PATH_PERMISSION_SEND_TO_MESSAGE_HANDLER	Send a message to a handler registered with the server.
PATH_PERMISSION_SEND_TO_SESSION	Send a message to a client session.
PATH_PERMISSION_SELECT_TOPIC	Use a topic selector that selects the topic path. A session must have this permission of any topic selector used to subscribe or fetch. When the subscription or fetch request completes, the resulting topics are further filtered based on the PATH_PERMISSION_READ_TOPIC permission.
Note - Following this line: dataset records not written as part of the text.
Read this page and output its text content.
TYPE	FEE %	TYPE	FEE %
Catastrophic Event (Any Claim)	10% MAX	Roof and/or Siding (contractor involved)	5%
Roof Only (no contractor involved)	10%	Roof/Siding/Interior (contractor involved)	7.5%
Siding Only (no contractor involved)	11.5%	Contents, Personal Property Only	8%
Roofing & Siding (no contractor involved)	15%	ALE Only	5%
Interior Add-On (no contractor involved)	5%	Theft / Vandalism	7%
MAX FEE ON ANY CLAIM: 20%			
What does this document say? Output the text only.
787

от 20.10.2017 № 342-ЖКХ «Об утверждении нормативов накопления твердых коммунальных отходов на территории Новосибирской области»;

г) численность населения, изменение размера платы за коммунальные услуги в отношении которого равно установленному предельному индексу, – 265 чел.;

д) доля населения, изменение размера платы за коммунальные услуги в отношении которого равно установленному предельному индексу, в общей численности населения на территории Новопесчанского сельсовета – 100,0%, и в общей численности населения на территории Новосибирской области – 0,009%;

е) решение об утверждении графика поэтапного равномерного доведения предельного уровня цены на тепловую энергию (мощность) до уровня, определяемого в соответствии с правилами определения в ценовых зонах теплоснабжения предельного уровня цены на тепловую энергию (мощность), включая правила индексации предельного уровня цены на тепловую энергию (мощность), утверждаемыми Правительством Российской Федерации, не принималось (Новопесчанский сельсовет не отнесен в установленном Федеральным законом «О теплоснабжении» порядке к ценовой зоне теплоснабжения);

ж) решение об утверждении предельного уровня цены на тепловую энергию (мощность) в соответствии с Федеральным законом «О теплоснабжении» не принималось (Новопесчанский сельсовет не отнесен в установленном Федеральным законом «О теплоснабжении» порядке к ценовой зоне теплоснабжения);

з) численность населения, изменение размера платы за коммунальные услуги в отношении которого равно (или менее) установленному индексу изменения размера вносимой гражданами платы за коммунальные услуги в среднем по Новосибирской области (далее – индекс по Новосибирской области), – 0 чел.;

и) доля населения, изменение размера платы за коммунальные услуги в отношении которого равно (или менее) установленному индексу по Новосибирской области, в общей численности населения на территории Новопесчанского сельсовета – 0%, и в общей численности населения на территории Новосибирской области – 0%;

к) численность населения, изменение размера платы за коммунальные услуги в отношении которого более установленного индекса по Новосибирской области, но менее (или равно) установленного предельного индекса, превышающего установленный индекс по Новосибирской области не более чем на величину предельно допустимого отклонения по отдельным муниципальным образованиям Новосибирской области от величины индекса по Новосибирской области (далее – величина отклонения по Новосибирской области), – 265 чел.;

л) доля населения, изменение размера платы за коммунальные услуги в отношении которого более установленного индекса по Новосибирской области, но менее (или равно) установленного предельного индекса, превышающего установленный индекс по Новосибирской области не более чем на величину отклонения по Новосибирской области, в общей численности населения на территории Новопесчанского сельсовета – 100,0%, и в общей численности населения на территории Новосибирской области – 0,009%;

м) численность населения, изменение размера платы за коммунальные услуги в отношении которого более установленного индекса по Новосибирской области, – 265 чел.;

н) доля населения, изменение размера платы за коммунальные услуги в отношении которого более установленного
A session that has PATH_PERMISSION_READ_TOPIC but not PATH_PERMISSION_SELECT_TOPIC for a particular topic path cannot subscribe directly to topics belonging to the path. However, the session can be independently subscribed by a control session that has GLOBAL_PERMISSION_MODIFY_SESSION permission in addition to the appropriate PATH_PERMISSION_SELECT_TOPIC permission.
PATH_PERMISSION_ACQUIRE_LOCK	Acquire a session lock.
PATH_PERMISSION_UNKNOWN	A permission that is unsupported by the session.